On the other hand, there are words, which do not possess elite documents, and thus their frequency follows a random distribution, that is the single Poisson model. Harter's model was first explored as a retrieval-model by Robertson, Van Rijsbergen and Porter. Successively it was combined with standard probabilistic model by Robertson and Walker and gave birth to the family of the BMs IR models (among them there is the well known BM25 which is at the basis the Okapi system).
DFR models are obtained by instantiating the three components of the framework: selecting a basic randomness model, applying the first normalisation and normalising the term frequencies.
Basic Randomness Models
The DivergenceFromRandomness models are based on this simple idea: "The more the divergence of the within-document term-frequency from its frequency within the collection, the more the information carried by the word t in the document d." In other words the term-weight is inversely related to the probability of term-frequency within the document d obtained by a model M of randomness:
weight(t|d) is proportional to -log(Prob_M(t in d | Collection)) (Formula 1)
where the subscript M stands for the type of model of randomness employed to compute the probability. In order to choose the appropriate model M of randomness, we can use different urn models. IR is thus seen as a probabilistic process, which uses random drawings from urn models, or equivalently random placement of coloured balls into urns. Instead of urns we have documents, and instead of different colours we have different terms, where each term occurs with some multiplicity in the urns as anyone of a number of related words or phrases which are called tokens of that term. There are many ways to choose M, each of these provides a basic DFR model. Some of the basic models are the following:
D Divergence approximation of the binomial P Poisson approximation of the binomial BE Bose-Einstein distribution G Geometric approximation of the Bose-Einstein I(n) Inverse Document Frequency model I(F) Inverse Term Frequency model I(ne) Inverse Expected Document Frequency model
When a rare term does not occur in a document then it has almost zero probability of being informative for the document. On the contrary, if a rare term has many occurrences in a document then it has a very high probability (almost the certainty) to be informative for the topic described by the document. Similarly to Ponte and Croft's language model, a risk component is included in the DFR models. If the term-frequency in the document is high then the risk for the term of not being informative is minimal. In such a case Formula 1 gives a high value, but a minimal risk has also the negative effect of providing a small information gain. Therefore, instead of using the full weight provided by the Formula 1, we tune or smooth the weight of Formula 1 by considering only the portion of it which is the amount of information gained with the term.

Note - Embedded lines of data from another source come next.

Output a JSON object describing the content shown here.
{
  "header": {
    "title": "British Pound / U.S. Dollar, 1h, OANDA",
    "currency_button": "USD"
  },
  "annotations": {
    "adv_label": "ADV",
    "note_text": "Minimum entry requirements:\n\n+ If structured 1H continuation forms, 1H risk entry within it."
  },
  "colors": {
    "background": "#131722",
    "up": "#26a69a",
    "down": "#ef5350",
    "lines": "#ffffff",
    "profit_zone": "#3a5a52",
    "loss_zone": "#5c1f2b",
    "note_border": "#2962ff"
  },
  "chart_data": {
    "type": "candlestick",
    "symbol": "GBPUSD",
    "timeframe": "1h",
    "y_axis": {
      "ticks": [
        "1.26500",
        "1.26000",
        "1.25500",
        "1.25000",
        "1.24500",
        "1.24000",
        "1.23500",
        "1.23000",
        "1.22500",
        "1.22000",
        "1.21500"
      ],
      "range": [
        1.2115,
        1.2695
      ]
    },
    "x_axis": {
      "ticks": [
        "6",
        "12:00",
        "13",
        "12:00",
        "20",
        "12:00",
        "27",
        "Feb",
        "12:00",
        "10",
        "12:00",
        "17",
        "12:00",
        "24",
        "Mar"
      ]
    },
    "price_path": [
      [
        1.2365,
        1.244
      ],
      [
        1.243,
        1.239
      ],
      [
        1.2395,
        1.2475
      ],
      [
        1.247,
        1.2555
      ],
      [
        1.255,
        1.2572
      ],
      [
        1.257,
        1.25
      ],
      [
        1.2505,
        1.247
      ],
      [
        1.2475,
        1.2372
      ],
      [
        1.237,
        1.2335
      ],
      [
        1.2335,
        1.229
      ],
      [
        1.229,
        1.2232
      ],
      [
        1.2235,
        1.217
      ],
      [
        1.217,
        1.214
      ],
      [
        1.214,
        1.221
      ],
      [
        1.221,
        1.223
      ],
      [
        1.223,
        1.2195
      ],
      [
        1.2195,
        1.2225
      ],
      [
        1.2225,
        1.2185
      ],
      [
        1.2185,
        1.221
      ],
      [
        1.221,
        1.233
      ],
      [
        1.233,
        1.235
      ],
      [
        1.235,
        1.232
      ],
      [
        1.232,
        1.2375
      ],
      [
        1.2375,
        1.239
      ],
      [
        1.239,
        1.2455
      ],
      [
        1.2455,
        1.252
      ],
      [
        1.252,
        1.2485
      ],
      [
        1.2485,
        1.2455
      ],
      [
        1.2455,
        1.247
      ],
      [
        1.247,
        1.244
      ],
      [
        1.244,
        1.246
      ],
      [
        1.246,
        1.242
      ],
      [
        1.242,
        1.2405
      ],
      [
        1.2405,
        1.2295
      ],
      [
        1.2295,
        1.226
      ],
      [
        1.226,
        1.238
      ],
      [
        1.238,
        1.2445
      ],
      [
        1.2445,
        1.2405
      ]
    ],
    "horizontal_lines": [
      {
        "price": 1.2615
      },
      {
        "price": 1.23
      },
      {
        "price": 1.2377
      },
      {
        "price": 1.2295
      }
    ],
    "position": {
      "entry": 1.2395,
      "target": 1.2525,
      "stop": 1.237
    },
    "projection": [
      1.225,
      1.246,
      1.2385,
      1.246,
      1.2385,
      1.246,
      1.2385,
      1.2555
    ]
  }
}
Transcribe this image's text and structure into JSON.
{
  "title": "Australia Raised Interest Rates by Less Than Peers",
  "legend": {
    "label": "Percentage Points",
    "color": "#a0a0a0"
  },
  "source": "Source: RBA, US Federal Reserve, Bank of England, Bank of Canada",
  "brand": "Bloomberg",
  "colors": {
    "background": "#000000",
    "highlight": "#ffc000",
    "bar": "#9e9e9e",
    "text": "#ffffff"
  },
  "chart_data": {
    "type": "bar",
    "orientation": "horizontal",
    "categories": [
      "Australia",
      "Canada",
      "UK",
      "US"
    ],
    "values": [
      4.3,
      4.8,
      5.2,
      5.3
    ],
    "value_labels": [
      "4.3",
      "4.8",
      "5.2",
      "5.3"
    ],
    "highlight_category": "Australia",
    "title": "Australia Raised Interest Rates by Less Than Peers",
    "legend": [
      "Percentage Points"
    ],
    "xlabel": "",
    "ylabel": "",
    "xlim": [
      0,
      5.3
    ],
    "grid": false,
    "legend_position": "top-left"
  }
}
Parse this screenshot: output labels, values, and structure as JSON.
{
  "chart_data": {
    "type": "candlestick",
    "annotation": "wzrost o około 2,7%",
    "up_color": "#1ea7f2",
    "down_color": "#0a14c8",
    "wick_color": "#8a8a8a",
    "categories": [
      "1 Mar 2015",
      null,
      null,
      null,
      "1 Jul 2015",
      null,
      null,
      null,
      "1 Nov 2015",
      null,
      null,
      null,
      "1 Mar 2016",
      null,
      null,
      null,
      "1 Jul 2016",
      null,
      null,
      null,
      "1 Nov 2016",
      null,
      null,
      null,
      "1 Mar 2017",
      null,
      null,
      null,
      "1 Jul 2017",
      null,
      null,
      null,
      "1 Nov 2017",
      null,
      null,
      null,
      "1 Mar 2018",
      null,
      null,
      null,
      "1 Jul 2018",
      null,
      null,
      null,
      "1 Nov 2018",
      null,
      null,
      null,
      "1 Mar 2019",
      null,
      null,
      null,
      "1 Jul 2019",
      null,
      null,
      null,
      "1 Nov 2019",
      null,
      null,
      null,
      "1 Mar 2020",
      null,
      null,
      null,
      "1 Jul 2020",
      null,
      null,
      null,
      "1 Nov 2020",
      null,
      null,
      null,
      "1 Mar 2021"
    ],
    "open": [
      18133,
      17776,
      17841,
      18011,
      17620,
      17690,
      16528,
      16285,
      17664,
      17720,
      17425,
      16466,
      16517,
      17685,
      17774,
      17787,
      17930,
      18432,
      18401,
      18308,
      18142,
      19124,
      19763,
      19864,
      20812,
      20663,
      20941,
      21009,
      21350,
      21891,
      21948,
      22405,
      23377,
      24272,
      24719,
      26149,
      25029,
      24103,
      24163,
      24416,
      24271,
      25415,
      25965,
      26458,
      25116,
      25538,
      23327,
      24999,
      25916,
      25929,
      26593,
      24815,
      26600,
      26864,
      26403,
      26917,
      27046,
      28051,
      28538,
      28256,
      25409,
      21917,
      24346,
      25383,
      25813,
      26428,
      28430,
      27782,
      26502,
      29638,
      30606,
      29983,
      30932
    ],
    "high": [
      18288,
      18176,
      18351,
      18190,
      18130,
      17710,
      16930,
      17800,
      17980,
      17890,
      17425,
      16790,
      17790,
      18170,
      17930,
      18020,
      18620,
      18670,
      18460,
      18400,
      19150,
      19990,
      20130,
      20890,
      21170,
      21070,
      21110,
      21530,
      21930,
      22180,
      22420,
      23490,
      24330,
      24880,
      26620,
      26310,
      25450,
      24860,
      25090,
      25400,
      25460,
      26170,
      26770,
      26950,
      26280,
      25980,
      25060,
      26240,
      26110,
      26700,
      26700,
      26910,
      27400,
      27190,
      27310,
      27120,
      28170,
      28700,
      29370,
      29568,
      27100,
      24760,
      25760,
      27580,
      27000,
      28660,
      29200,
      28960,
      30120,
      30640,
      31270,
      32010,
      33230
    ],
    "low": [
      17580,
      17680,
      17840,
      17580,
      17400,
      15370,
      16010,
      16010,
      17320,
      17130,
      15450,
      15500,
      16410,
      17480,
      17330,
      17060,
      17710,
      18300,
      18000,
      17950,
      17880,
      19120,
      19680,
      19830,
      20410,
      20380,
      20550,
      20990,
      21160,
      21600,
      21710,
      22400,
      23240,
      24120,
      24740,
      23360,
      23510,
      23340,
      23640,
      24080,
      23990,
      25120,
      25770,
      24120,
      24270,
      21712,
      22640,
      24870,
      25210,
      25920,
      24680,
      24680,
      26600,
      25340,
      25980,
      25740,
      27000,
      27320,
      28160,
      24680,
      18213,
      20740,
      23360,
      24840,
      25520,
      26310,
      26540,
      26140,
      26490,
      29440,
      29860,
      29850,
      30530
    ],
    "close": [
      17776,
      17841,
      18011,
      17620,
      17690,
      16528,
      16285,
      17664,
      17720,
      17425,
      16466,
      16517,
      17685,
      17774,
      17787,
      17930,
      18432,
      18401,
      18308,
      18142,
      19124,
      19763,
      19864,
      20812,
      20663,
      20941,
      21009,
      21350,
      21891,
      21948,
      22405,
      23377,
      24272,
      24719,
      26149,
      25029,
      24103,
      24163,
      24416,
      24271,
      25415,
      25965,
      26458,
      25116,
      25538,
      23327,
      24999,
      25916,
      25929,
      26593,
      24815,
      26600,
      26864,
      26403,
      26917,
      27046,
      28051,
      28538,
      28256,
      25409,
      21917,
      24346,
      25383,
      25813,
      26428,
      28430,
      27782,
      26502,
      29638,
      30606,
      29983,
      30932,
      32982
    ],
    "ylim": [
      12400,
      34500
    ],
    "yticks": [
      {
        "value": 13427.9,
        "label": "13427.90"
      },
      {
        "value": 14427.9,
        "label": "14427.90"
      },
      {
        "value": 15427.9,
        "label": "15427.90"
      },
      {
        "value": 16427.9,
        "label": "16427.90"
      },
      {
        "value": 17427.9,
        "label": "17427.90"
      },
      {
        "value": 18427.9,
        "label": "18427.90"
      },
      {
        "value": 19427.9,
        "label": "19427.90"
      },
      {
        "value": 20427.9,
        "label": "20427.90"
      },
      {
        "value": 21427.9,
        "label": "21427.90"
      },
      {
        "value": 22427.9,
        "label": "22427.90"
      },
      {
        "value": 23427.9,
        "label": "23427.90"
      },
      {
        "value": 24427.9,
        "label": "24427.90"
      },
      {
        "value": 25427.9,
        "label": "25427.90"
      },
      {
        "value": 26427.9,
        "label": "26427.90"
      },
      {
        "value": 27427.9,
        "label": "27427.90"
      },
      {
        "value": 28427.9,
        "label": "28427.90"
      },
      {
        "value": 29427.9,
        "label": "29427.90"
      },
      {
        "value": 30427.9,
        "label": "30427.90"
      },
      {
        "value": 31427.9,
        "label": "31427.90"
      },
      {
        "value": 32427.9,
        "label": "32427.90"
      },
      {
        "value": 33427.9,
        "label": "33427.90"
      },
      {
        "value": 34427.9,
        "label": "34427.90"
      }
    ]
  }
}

The more the term occurs in the elite set, the less term-frequency is due to randomness, and thus the smaller the associated risk is. We use two models for computing the information-gain with a term within a document: the Laplace L model and the ratio of two Bernoulli's processes B.
Term Frequency Normalisation
Before using the within-document frequency tf of a term, the document-length dl is normalised to a standard length sl. Consequently, the term-frequencies tf are also recomputed with respect to the standard document-length, that is:
tfn = tf * log(1+ sl/dl) (normalisation 1)
where tfn is the normalised term frequency. A refined version of the normalisation formula is the following:
tfn = tf * log(1 + c*(sl/dl)) (normalisation 2)
where c is a parameter. The parameter c can be set automatically, as described by He and Ounis 'Term Frequency Normalisation Tuning for BM25 and DFR model', in Proceedings of ECIR'05, 2005.
For more details about the Divergence from Randomness framework, you may refer to the PhD thesis of Gianni Amati, or to Amati and Van Rijsbergen's paper Probabilistic models of information retrieval based on measuring divergence from randomness, TOIS 20(4):357-389, 2002.